Words by Matthew Hodson | @Matthew_Hodson 


This was a good year.

For the first time since this epidemic first hit us, there was no difference in life expectancy between those of us living with HIV in the UK and on treatment and those who are uninfected.

Let that sink in.

Consider that just 21 years ago there was no effective treatment and an HIV diagnosis was still considered a death sentence. Now we have achieved the goal of treating HIV so effectively that, if you are diagnosed promptly your chances of survival are as good as those of people who remain negative. Having lived through those years of loss and grief, this news alone makes me weak with happiness.

Not only are we succeeding in treating HIV but we are also succeeding in preventing it. HIV diagnoses across the UK fell by 18% in 2016. Combination prevention (condoms plus PrEP plus testing and treatment) works. Indicators suggest that the drops may be even steeper in 2017.

This reduction in diagnoses was most evident among gay men, particularly among those who live in London.

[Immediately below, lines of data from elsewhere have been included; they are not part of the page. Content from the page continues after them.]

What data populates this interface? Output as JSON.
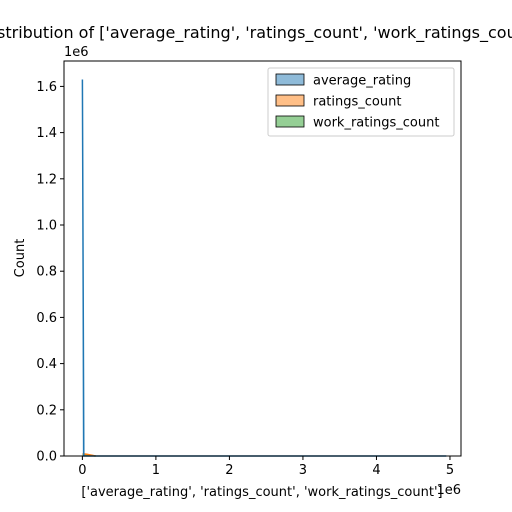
{
  "chart_data": {
    "type": "histogram",
    "title": "Distribution of ['average_rating', 'ratings_count', 'work_ratings_count']",
    "xlabel": "['average_rating', 'ratings_count', 'work_ratings_count']",
    "ylabel": "Count",
    "x_multiplier": "1e6",
    "y_multiplier": "1e6",
    "xlim": [
      -0.25,
      5.15
    ],
    "ylim": [
      0,
      1.71
    ],
    "xticks": [
      0,
      1,
      2,
      3,
      4,
      5
    ],
    "xtick_labels": [
      "0",
      "1",
      "2",
      "3",
      "4",
      "5"
    ],
    "yticks": [
      0.0,
      0.2,
      0.4,
      0.6,
      0.8,
      1.0,
      1.2,
      1.4,
      1.6
    ],
    "ytick_labels": [
      "0.0",
      "0.2",
      "0.4",
      "0.6",
      "0.8",
      "1.0",
      "1.2",
      "1.4",
      "1.6"
    ],
    "legend_position": "top-right",
    "series": [
      {
        "name": "average_rating",
        "color": "#1f77b4",
        "fill": "#8fbbd9",
        "x": [
          0.0,
          0.02,
          0.05,
          4.95
        ],
        "y": [
          1.63,
          0.0,
          0.0,
          0.0
        ]
      },
      {
        "name": "ratings_count",
        "color": "#ff7f0e",
        "fill": "#ffbf87",
        "x": [
          0.0,
          0.06,
          0.18
        ],
        "y": [
          0.01,
          0.008,
          0.0
        ]
      },
      {
        "name": "work_ratings_count",
        "color": "#2ca02c",
        "fill": "#95cf95",
        "x": [
          0.0,
          0.06,
          0.18
        ],
        "y": [
          0.006,
          0.004,
          0.0
        ]
      }
    ]
  }
}
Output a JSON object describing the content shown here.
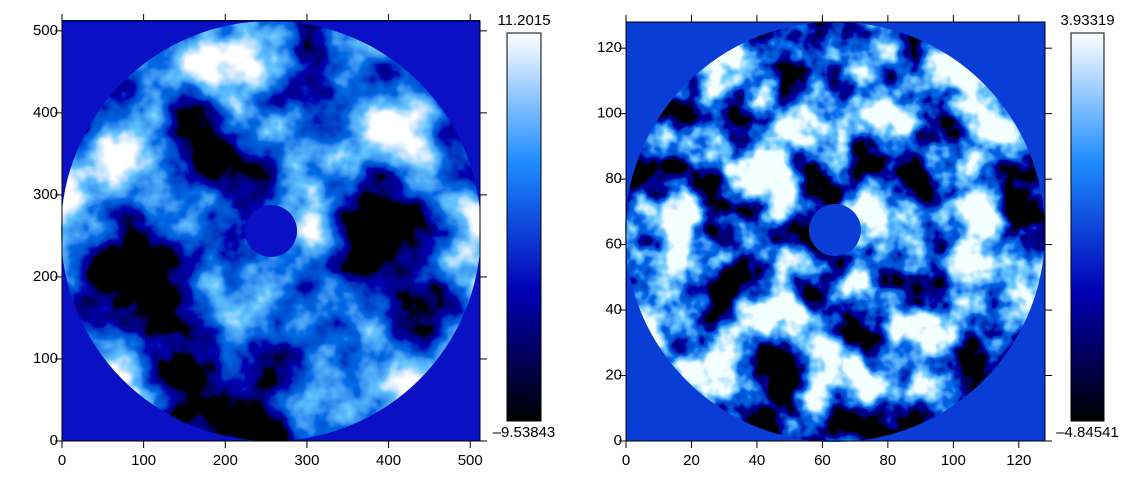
{
  "chart_data": [
    {
      "type": "heatmap",
      "xlim": [
        0,
        512
      ],
      "ylim": [
        0,
        512
      ],
      "xticks": [
        0,
        100,
        200,
        300,
        400,
        500
      ],
      "yticks": [
        0,
        100,
        200,
        300,
        400,
        500
      ],
      "clim": [
        -9.53843,
        11.2015
      ],
      "cticks": [
        {
          "value": -9.53843,
          "label": "–9.53843"
        },
        11.2015
      ],
      "colormap": [
        "#000000",
        "#0000b4",
        "#1e8cff",
        "#ffffff"
      ],
      "background": "#0a10c4"
    },
    {
      "type": "heatmap",
      "xlim": [
        0,
        128
      ],
      "ylim": [
        0,
        128
      ],
      "xticks": [
        0,
        20,
        40,
        60,
        80,
        100,
        120
      ],
      "yticks": [
        0,
        20,
        40,
        60,
        80,
        100,
        120
      ],
      "clim": [
        -4.84541,
        3.93319
      ],
      "cticks": [
        {
          "value": -4.84541,
          "label": "–4.84541"
        },
        3.93319
      ],
      "colormap": [
        "#000000",
        "#0000b4",
        "#1e8cff",
        "#ffffff"
      ],
      "background": "#0a3cd6"
    }
  ]
}
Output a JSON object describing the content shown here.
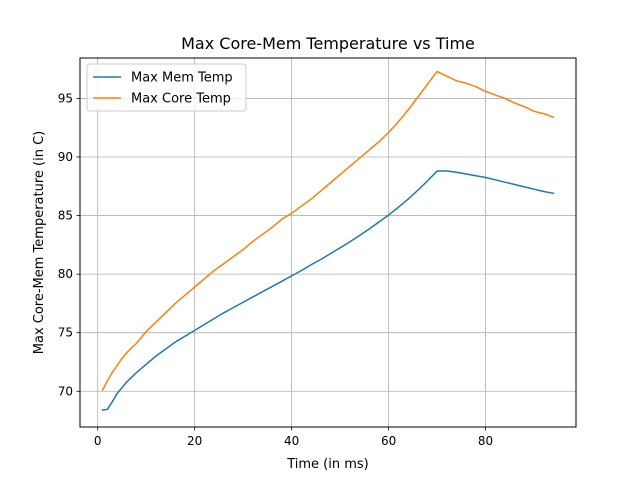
{
  "chart_data": {
    "type": "line",
    "title": "Max Core-Mem Temperature vs Time",
    "xlabel": "Time (in ms)",
    "ylabel": "Max Core-Mem Temperature (in C)",
    "xlim": [
      -3.65,
      98.65
    ],
    "ylim": [
      66.95,
      98.45
    ],
    "xticks": [
      0,
      20,
      40,
      60,
      80
    ],
    "xtick_labels": [
      "0",
      "20",
      "40",
      "60",
      "80"
    ],
    "yticks": [
      70,
      75,
      80,
      85,
      90,
      95
    ],
    "ytick_labels": [
      "70",
      "75",
      "80",
      "85",
      "90",
      "95"
    ],
    "grid": true,
    "legend_position": "top-left",
    "series": [
      {
        "name": "Max Mem Temp",
        "color": "#1f77b4",
        "x": [
          1,
          2,
          3,
          4,
          5,
          6,
          8,
          10,
          12,
          14,
          16,
          18,
          20,
          22,
          24,
          26,
          28,
          30,
          32,
          34,
          36,
          38,
          40,
          42,
          44,
          46,
          48,
          50,
          52,
          54,
          56,
          58,
          60,
          62,
          64,
          66,
          68,
          70,
          72,
          74,
          76,
          78,
          80,
          82,
          84,
          86,
          88,
          90,
          92,
          94
        ],
        "y": [
          68.4,
          68.45,
          69.1,
          69.8,
          70.3,
          70.8,
          71.6,
          72.3,
          73.0,
          73.6,
          74.2,
          74.7,
          75.2,
          75.7,
          76.2,
          76.7,
          77.15,
          77.6,
          78.05,
          78.5,
          78.95,
          79.4,
          79.85,
          80.3,
          80.8,
          81.25,
          81.75,
          82.25,
          82.75,
          83.3,
          83.85,
          84.45,
          85.05,
          85.7,
          86.4,
          87.15,
          87.95,
          88.8,
          88.8,
          88.7,
          88.55,
          88.4,
          88.25,
          88.05,
          87.85,
          87.65,
          87.45,
          87.25,
          87.05,
          86.9
        ]
      },
      {
        "name": "Max Core Temp",
        "color": "#ff7f0e",
        "x": [
          1,
          2,
          3,
          4,
          5,
          6,
          8,
          10,
          12,
          14,
          16,
          18,
          20,
          22,
          24,
          26,
          28,
          30,
          32,
          34,
          36,
          38,
          40,
          42,
          44,
          46,
          48,
          50,
          52,
          54,
          56,
          58,
          60,
          62,
          64,
          66,
          68,
          70,
          71,
          72,
          73,
          74,
          75,
          76,
          78,
          80,
          82,
          84,
          86,
          88,
          90,
          92,
          94
        ],
        "y": [
          70.1,
          70.9,
          71.6,
          72.2,
          72.8,
          73.3,
          74.1,
          75.1,
          75.9,
          76.7,
          77.5,
          78.2,
          78.9,
          79.6,
          80.3,
          80.9,
          81.5,
          82.1,
          82.8,
          83.4,
          84.0,
          84.7,
          85.2,
          85.8,
          86.4,
          87.1,
          87.8,
          88.5,
          89.2,
          89.9,
          90.6,
          91.3,
          92.1,
          93.0,
          94.0,
          95.1,
          96.2,
          97.3,
          97.1,
          96.9,
          96.7,
          96.5,
          96.4,
          96.3,
          96.0,
          95.6,
          95.3,
          95.0,
          94.6,
          94.3,
          93.9,
          93.7,
          93.4
        ]
      }
    ]
  }
}
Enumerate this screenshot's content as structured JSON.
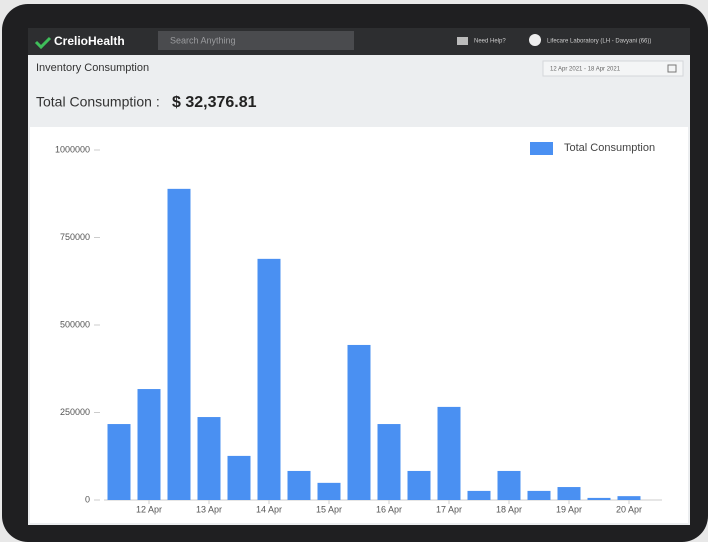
{
  "header": {
    "logo": "CrelioHealth",
    "search_placeholder": "Search Anything",
    "help": "Need Help?",
    "user": "Lifecare Laboratory (LH - Davyani (66))"
  },
  "page": {
    "title": "Inventory Consumption",
    "date_range": "12 Apr 2021 - 18 Apr 2021",
    "total_label": "Total Consumption :",
    "total_value": "$ 32,376.81"
  },
  "chart_data": {
    "type": "bar",
    "categories": [
      null,
      "12 Apr",
      null,
      "13 Apr",
      null,
      "14 Apr",
      null,
      "15 Apr",
      null,
      "16 Apr",
      null,
      "17 Apr",
      null,
      "18 Apr",
      null,
      "19 Apr",
      null,
      "20 Apr"
    ],
    "series": [
      {
        "name": "Total Consumption",
        "color": "#4a90f2",
        "values": [
          217000,
          317000,
          889000,
          237000,
          126000,
          689000,
          83000,
          49000,
          443000,
          217000,
          83000,
          266000,
          26000,
          83000,
          26000,
          37000,
          6000,
          11000
        ]
      }
    ],
    "ylim": [
      0,
      1000000
    ],
    "yticks": [
      0,
      250000,
      500000,
      750000,
      1000000
    ],
    "grid": false,
    "legend": "upper right"
  }
}
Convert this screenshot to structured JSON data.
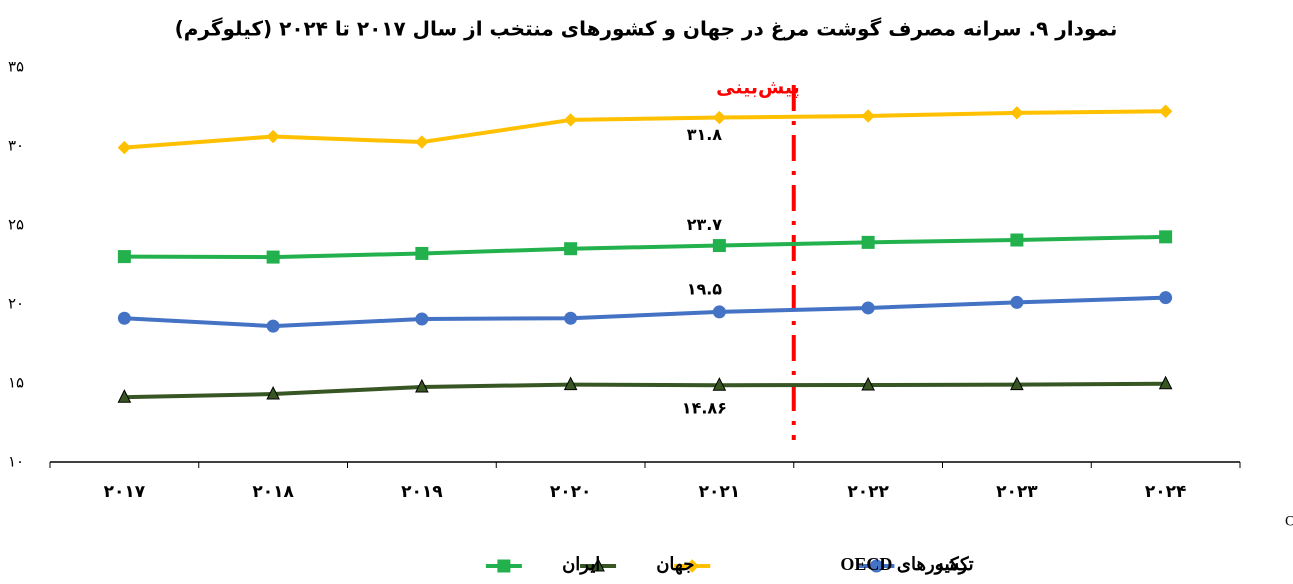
{
  "chart_data": {
    "type": "line",
    "title": "نمودار ۹. سرانه مصرف گوشت مرغ در جهان و کشورهای منتخب از سال ۲۰۱۷ تا ۲۰۲۴ (کیلوگرم)",
    "categories": [
      "۲۰۱۷",
      "۲۰۱۸",
      "۲۰۱۹",
      "۲۰۲۰",
      "۲۰۲۱",
      "۲۰۲۲",
      "۲۰۲۳",
      "۲۰۲۴"
    ],
    "series": [
      {
        "name": "ترکیه",
        "color": "#4472c4",
        "marker": "circle",
        "values": [
          19.1,
          18.6,
          19.05,
          19.1,
          19.5,
          19.75,
          20.1,
          20.4
        ],
        "value_labels": [
          null,
          null,
          null,
          null,
          "۱۹.۵",
          null,
          null,
          null
        ]
      },
      {
        "name": "کشورهای OECD",
        "color": "#ffc000",
        "marker": "diamond",
        "values": [
          29.9,
          30.6,
          30.25,
          31.65,
          31.8,
          31.9,
          32.1,
          32.2
        ],
        "value_labels": [
          null,
          null,
          null,
          null,
          "۳۱.۸",
          null,
          null,
          null
        ]
      },
      {
        "name": "جهان",
        "color": "#375623",
        "marker": "triangle",
        "values": [
          14.1,
          14.3,
          14.75,
          14.9,
          14.86,
          14.87,
          14.9,
          14.95
        ],
        "value_labels": [
          null,
          null,
          null,
          null,
          "۱۴.۸۶",
          null,
          null,
          null
        ]
      },
      {
        "name": "ایران",
        "color": "#22b14c",
        "marker": "square",
        "values": [
          23.0,
          22.97,
          23.2,
          23.5,
          23.7,
          23.9,
          24.05,
          24.25
        ],
        "value_labels": [
          null,
          null,
          null,
          null,
          "۲۳.۷",
          null,
          null,
          null
        ]
      }
    ],
    "ylim": [
      10,
      35
    ],
    "yticks": [
      {
        "value": 10,
        "label": "۱۰"
      },
      {
        "value": 15,
        "label": "۱۵"
      },
      {
        "value": 20,
        "label": "۲۰"
      },
      {
        "value": 25,
        "label": "۲۵"
      },
      {
        "value": 30,
        "label": "۳۰"
      },
      {
        "value": 35,
        "label": "۳۵"
      }
    ],
    "grid": false,
    "legend": "bottom",
    "annotation": "پیش‌بینی",
    "source": "منبع داده‌ها: OECD"
  }
}
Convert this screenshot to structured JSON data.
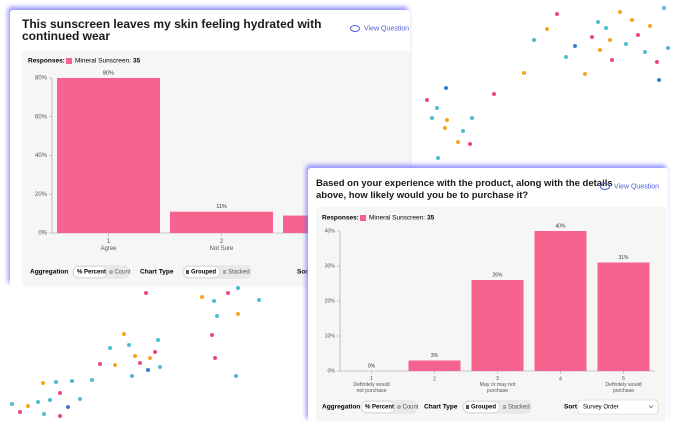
{
  "chart_data": [
    {
      "type": "bar",
      "title": "This sunscreen leaves my skin feeling hydrated with continued wear",
      "view_question": "View Question",
      "responses_label": "Responses:",
      "categories": [
        "1\nAgree",
        "2\nNot Sure",
        null
      ],
      "series": [
        {
          "name": "Mineral Sunscreen:",
          "responses": 35,
          "color": "#f7638f",
          "values": [
            80,
            11,
            9
          ],
          "value_labels": [
            "80%",
            "11%",
            null
          ]
        }
      ],
      "ylim": [
        0,
        80
      ],
      "yticks": [
        {
          "value": 0,
          "label": "0%"
        },
        {
          "value": 20,
          "label": "20%"
        },
        {
          "value": 40,
          "label": "40%"
        },
        {
          "value": 60,
          "label": "60%"
        },
        {
          "value": 80,
          "label": "80%"
        }
      ],
      "grid": false,
      "controls": {
        "aggregation_label": "Aggregation",
        "percent": "% Percent",
        "count": "Count",
        "chart_type_label": "Chart Type",
        "grouped": "Grouped",
        "stacked": "Stacked",
        "sort_label": "Sort"
      }
    },
    {
      "type": "bar",
      "title": "Based on your experience with the product, along with the details above, how likely would you be to purchase it?",
      "view_question": "View Question",
      "responses_label": "Responses:",
      "categories": [
        "1\nDefinitely would\nnot purchase",
        "2",
        "3\nMay or may not\npurchase",
        "4",
        "5\nDefinitely would\npurchase"
      ],
      "series": [
        {
          "name": "Mineral Sunscreen:",
          "responses": 35,
          "color": "#f7638f",
          "values": [
            0,
            3,
            26,
            40,
            31
          ],
          "value_labels": [
            "0%",
            "3%",
            "26%",
            "40%",
            "31%"
          ]
        }
      ],
      "ylim": [
        0,
        40
      ],
      "yticks": [
        {
          "value": 0,
          "label": "0%"
        },
        {
          "value": 10,
          "label": "10%"
        },
        {
          "value": 20,
          "label": "20%"
        },
        {
          "value": 30,
          "label": "30%"
        },
        {
          "value": 40,
          "label": "40%"
        }
      ],
      "grid": false,
      "controls": {
        "aggregation_label": "Aggregation",
        "percent": "% Percent",
        "count": "Count",
        "chart_type_label": "Chart Type",
        "grouped": "Grouped",
        "stacked": "Stacked",
        "sort_label": "Sort",
        "sort_value": "Survey Order"
      }
    }
  ]
}
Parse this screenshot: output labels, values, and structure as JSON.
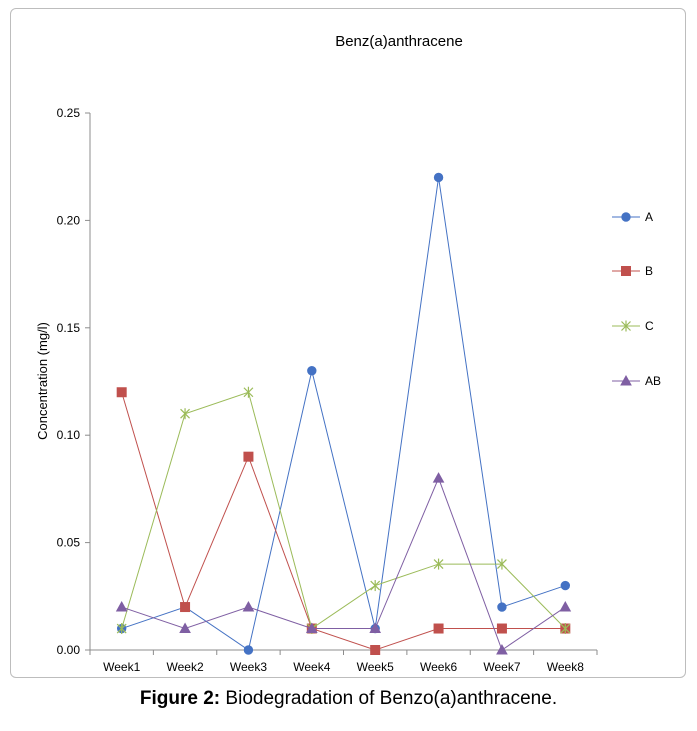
{
  "chart_data": {
    "type": "line",
    "title": "Benz(a)anthracene",
    "xlabel": "",
    "ylabel": "Concentration (mg/l)",
    "categories": [
      "Week1",
      "Week2",
      "Week3",
      "Week4",
      "Week5",
      "Week6",
      "Week7",
      "Week8"
    ],
    "ylim": [
      0,
      0.25
    ],
    "yticks": [
      "0.00",
      "0.05",
      "0.10",
      "0.15",
      "0.20",
      "0.25"
    ],
    "ytick_values": [
      0,
      0.05,
      0.1,
      0.15,
      0.2,
      0.25
    ],
    "grid": false,
    "legend_position": "right",
    "series": [
      {
        "name": "A",
        "values": [
          0.01,
          0.02,
          0.0,
          0.13,
          0.01,
          0.22,
          0.02,
          0.03
        ],
        "color": "#4472c4",
        "marker": "circle"
      },
      {
        "name": "B",
        "values": [
          0.12,
          0.02,
          0.09,
          0.01,
          0.0,
          0.01,
          0.01,
          0.01
        ],
        "color": "#c0504d",
        "marker": "square"
      },
      {
        "name": "C",
        "values": [
          0.01,
          0.11,
          0.12,
          0.01,
          0.03,
          0.04,
          0.04,
          0.01
        ],
        "color": "#9bbb59",
        "marker": "star"
      },
      {
        "name": "AB",
        "values": [
          0.02,
          0.01,
          0.02,
          0.01,
          0.01,
          0.08,
          0.0,
          0.02
        ],
        "color": "#7f5fa3",
        "marker": "triangle"
      }
    ]
  },
  "caption": {
    "label": "Figure 2:",
    "text": " Biodegradation of Benzo(a)anthracene."
  }
}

For the first time since they opened their doors, 56 Dean St had a month when the number of new diagnoses didn’t even hit double figures.

A new study published this year, which looked exclusively at sero-discordant/sero-different (one HIV-positive partner and one HIV-negative partner) gay couples found that not a single person acquired HIV from a partner who was undetectable on HIV treatment.

The undetectable = untransmissible message started to be heard. With improved life-expectancy and armed with the knowledge that when treated we can’t pass the virus to our sexual partners we have new, better tools to challenge HIV stigma.

The progress we have made is not irreversible. The challenges ahead remain daunting.

Closures of sexual health clinics threaten our successes in diagnosing and treating HIV. Funding cuts continue to take their toll on services that support people living with HIV. We still do not have PrEP routinely available to all those at risk of HIV infection and prevention services are critically underfunded. If we don’t do something now to ensure sexual health services are resourced we will not maintain this momentum.

But in 2017, as we mark World AIDS Day, we have more to celebrate than we have to lament. 2017 was a good year for HIV but let’s not rest until we have met the most ambitious goals: No new HIV infections, no AIDS related deaths, no HIV stigma – not just for gay men in the UK but for all people, everywhere in the world.

This is not the time for us to falter or hesitate in the fight against AIDS – this is the time for us to conquer HIV.